The writing here is often times dense and rich in meaning with de Kretser showing her deftness with apt metaphors. Her descriptions are minute and startlingly accurate, a decided strength in a story with such an insubstantial plot driving the tale. If there's a weakness here, it's in the characters. Tom himself is hard to like, aimless and as stuck in his life as the conclusion of his scholarly research. Nelly Zhang is eccentric but stand-offish, even to the reader, exploiting her racial identity when it suits. And the long intervening amounts of text between when hints of mystery and understanding are dropped and when their threads are finally reintroduced into the story can induce a sense of frustration in a reader more accustomed to a straightforward writing style. But even with these considerations, it is clear that de Kretser is an accomplished and stylish writer. In the end, while I found it hard to sympathize or care for any of the characters, I wanted to know what happened to the dog, was impressed by the calibre of the prose, and amazed by the dexterity of keeping all the disparate plots going and ultimately interconnected. I look forward to reading de Kretser's other works.

Thanks to the publisher for sending me a copy of this book for review.

Sunday, March 14, 2010

Aussie Author Challenge x2


I have always wanted to visit Australia. When I was in fourth grade, I lucked into a Australian pen-pal through our elementary school librarian.
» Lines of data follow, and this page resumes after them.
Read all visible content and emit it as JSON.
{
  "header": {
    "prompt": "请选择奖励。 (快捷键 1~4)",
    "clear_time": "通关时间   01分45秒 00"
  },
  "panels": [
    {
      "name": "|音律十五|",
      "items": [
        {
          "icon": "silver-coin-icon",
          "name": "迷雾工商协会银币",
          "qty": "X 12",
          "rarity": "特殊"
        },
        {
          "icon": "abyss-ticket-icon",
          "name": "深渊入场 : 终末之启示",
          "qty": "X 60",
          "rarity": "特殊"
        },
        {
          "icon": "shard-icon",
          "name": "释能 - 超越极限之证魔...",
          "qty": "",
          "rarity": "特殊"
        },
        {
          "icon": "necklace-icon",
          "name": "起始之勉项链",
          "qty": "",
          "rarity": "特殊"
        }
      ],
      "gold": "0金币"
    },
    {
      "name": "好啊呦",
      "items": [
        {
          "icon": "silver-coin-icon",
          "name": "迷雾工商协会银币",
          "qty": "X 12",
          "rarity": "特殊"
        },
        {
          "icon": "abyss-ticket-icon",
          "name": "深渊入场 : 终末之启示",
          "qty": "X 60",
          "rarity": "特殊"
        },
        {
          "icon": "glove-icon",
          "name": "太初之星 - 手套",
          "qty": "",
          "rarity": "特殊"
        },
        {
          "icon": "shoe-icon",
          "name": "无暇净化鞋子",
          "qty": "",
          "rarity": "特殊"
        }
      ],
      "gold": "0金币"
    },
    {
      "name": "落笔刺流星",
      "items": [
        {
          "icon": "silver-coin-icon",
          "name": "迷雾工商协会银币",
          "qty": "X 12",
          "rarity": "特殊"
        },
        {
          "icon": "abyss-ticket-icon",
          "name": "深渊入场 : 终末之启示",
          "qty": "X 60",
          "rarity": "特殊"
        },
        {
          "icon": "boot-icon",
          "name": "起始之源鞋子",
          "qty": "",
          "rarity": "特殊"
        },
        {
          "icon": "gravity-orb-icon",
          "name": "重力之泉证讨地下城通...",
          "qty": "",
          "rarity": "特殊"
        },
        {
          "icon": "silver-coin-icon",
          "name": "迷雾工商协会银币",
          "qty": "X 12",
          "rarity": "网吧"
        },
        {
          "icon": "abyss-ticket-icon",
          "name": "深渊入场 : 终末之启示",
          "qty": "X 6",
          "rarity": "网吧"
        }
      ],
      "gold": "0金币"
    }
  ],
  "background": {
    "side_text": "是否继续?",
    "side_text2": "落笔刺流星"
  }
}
Michelle and I wrote back and forth for many years after that, only losing touch after we were both married with small children. In all that time, I met her once, when she came to the US for a birthday trip that included meeting me. Cool eh? I never did manage to get to Australia to see her though and now she's a long lost pen-pal so I rather suspect that I won't be seeing her there any time soon. But there's always been something about Australia that has captured my imagination. And I can always travel there in my books even if I no longer have a friend to visit there, right? For this, I was tickled to stumble across Booklover Book Review's Aussie Author Challenge and Page Turners Aussie Author Challenge. The rules are slightly different on both but overlap is definitely okay and so I'll be playing along with both.


For Booklover Book Review's challenge, here's my list of three, because I am destined to be nothing more than a tourist, with additional possibilities also to be found on my shelves:

1. Lilian’s Story by Kate Grenville
2. Foreign Correspondence by Geraldine Brooks
3. Death of a River Guide by Richard Flanagan
Tim Winton, Shirley Hazzard, Thomas Keneally, Michelle de Kretser, Andrew McGahan

And for Page Turners' challenge, I will be adding a fourth from the authors also listed above although as I think Foreign Correspondence is non-fiction, I'll have to choose yet another replacement for it for this version of the challenge. That makes me a mere ankle biter for this challenge! I think I'd rather be a joey but since that's not a category, that's not in the cards.